Müller dankte denen an der Planung und am Bau beteiligten Firmen – insbesondere dem Landkreis mit Erstem Kreisbeigeordneten und Gesundheitsdezernenten Karl-Friedrich Frese für die Unterstützung bei den Genehmigungsverfahren. Nach einem Empfang im Rosengarten bestand die Gelegenheit zur Besichtigung der Baustelle.

 

Hintergrund: Dr. Sven Krimmer

Gebürtig aus dem Schwarzwald, ist Dr. Sven Krimmer seit 2007 bei Vitos beschäftigt. Thema der Promotionsarbeit im Jahr 2011: „Schizophrene Patienten im hessischen Maßregelvollzug“. Nach Funktionen als leitender Arzt und als stellvertretender Ärztlicher Direktor leitet er seit Jahresbeginn die Vitos Klinik für forensische Psychiatrie Haina mit 349 Beschäftigten. 

 

Hintergrund: Annegret Peter-Nickel

Den Pflegedienst am Standort Gießen der forensischen Klinik Haina hat Annegret Peter-Nickel bereits seit 13 Jahren stellvertretend geleitet – seit der Klinikteilung ist sie offiziell Pflegedirektorin. Bereits die Ausbildung zur Krankenschwester absolvierte sie bei Vitos. Seit 2000 arbeitet sie in der forensischen Psychiatrie, seit 2010 als stellvertretende Pflegedirektorin.  In der Klinik sind 311 Fachkräfte beschäftigt, davon 239 im Pflegedienst.

 

Hintergrund: Maßregelvollzug in Hessen

Das Land Hessen hat die Vitos Kliniken für forensische Psychiatrie mit dem Maßregelvollzug beauftragt. Im vergangenen Jahr waren durchschnittlich 889 Patientinnen und Patienten in den Kliniken in Bad Emstal, Haina, Gießen, Hadamar, Marburg, Eltville und Riedstadt untergebracht.

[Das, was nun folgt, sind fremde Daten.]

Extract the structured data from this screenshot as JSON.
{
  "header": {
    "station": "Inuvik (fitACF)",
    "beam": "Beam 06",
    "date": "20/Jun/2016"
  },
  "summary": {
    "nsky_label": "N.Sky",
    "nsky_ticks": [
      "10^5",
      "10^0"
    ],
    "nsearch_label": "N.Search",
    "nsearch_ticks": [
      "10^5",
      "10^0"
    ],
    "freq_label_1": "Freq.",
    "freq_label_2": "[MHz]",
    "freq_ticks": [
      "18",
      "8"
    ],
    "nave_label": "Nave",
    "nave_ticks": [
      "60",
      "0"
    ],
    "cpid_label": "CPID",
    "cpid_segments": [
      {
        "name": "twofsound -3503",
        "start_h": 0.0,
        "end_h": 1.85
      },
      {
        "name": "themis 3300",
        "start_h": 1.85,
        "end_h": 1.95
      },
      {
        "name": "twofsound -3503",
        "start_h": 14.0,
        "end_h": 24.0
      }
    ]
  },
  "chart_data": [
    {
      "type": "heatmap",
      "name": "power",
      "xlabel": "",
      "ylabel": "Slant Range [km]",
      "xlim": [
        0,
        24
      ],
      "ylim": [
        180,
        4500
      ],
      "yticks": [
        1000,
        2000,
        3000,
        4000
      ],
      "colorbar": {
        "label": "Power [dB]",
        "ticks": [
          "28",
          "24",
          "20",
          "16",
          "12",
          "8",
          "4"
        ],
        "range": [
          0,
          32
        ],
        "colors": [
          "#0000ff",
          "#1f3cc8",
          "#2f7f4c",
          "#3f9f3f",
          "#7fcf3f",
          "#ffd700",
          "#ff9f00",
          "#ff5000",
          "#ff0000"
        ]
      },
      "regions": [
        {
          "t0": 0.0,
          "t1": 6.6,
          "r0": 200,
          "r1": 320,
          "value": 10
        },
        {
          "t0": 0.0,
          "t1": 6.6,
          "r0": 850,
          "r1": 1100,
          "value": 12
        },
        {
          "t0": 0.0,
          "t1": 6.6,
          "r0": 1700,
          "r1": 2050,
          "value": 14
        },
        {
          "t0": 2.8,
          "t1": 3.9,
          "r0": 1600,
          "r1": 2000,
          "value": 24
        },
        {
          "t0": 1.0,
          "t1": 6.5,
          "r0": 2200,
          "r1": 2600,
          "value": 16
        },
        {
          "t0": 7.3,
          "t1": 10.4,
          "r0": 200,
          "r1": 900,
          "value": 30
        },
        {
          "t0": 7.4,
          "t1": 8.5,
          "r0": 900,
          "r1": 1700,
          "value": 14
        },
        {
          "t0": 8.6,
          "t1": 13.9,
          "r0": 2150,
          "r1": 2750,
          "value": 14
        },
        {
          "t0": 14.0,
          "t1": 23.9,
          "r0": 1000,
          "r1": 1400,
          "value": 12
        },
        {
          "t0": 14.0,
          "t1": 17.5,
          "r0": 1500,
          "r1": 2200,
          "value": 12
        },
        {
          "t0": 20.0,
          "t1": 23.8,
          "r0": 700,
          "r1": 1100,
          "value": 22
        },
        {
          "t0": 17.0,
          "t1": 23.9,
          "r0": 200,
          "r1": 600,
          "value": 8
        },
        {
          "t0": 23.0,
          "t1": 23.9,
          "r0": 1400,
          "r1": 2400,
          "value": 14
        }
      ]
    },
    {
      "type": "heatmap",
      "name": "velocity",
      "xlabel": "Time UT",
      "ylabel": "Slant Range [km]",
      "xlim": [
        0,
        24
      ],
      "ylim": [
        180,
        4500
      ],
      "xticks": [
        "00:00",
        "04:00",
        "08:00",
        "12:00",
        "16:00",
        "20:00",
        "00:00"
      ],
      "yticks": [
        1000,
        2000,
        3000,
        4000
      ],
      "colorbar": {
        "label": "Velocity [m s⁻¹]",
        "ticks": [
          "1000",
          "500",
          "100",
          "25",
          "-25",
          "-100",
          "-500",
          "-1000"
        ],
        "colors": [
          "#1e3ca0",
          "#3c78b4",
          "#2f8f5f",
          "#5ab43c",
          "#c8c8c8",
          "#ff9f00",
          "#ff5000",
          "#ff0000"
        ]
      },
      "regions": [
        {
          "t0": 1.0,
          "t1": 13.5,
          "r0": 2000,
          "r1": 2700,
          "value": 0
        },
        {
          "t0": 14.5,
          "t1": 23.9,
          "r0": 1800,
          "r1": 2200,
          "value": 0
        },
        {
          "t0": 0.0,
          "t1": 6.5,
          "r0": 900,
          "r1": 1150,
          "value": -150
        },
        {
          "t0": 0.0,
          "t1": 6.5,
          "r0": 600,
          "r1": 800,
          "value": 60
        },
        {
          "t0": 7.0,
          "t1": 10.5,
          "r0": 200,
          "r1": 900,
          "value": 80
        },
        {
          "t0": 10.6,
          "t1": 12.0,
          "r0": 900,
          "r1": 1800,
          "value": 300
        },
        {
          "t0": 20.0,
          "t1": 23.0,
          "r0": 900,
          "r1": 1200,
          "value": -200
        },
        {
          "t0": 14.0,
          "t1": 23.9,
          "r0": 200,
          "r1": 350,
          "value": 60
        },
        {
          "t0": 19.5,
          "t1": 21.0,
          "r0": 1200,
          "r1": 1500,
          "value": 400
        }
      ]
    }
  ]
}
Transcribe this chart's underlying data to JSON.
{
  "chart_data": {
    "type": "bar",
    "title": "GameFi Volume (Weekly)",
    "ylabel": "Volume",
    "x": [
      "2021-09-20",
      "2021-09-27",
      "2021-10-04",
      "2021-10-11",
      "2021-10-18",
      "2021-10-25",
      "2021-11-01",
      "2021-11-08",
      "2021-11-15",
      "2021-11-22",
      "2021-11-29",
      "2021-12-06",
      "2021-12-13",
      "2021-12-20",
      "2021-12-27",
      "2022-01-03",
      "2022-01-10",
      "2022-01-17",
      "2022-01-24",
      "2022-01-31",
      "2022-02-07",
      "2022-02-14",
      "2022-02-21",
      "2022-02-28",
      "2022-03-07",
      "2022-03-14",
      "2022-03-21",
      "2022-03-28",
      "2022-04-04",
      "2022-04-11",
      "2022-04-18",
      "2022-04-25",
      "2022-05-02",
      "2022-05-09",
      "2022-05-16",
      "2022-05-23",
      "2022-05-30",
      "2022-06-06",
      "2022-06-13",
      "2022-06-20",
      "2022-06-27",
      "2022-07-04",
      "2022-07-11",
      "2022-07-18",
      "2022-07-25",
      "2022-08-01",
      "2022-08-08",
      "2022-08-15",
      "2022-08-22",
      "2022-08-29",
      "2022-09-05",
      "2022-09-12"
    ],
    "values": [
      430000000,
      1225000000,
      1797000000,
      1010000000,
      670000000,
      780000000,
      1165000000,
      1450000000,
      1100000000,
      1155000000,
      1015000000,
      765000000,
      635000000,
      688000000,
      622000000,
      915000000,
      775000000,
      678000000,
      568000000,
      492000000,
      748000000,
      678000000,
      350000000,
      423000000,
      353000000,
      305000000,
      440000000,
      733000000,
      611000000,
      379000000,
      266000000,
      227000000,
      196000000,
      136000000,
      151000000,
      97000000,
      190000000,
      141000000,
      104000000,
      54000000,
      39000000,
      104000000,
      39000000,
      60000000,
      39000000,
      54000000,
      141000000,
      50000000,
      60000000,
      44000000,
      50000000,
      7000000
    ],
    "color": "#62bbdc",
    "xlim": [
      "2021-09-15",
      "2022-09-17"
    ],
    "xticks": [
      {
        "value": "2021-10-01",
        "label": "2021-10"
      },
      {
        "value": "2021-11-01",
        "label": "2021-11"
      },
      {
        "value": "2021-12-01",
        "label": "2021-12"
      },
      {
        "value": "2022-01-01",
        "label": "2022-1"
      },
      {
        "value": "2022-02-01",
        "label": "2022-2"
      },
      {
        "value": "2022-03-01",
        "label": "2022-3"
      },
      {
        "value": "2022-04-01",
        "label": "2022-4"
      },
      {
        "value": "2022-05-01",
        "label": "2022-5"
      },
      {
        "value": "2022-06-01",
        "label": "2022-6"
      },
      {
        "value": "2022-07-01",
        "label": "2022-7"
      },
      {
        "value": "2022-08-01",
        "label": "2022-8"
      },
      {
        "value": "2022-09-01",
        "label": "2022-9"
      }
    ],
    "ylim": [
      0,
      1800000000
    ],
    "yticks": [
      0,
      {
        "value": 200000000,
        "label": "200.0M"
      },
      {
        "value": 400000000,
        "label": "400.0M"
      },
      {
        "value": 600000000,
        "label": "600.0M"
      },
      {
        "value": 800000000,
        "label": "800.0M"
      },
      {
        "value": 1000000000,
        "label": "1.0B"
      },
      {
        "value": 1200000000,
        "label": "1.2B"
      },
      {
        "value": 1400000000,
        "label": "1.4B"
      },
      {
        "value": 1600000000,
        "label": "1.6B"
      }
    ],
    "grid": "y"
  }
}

In den Kliniken in Haina und Gießen werden ausschließlich psychisch kranke Rechtsbrecher nach § 63 Strafgesetzbuch behandelt. Dabei handelt es sich um erwachsene Straftäter, die aufgrund einer psychischen Erkrankung von Gerichten nicht zu einer Haftstrafe in einer Justizvollzugsanstalt verurteilt, sondern nach § 63 StGB in einer Klinik für forensische Psychiatrie untergebracht werden.

Die Vitos Klinik für forensische Psychiatrie Haina ist mit den beiden Aufnahmestationen zentrale Aufnahmeeinrichtung (§ 63 StGB, § 126a StPO) im hessischen Maßregelvollzug.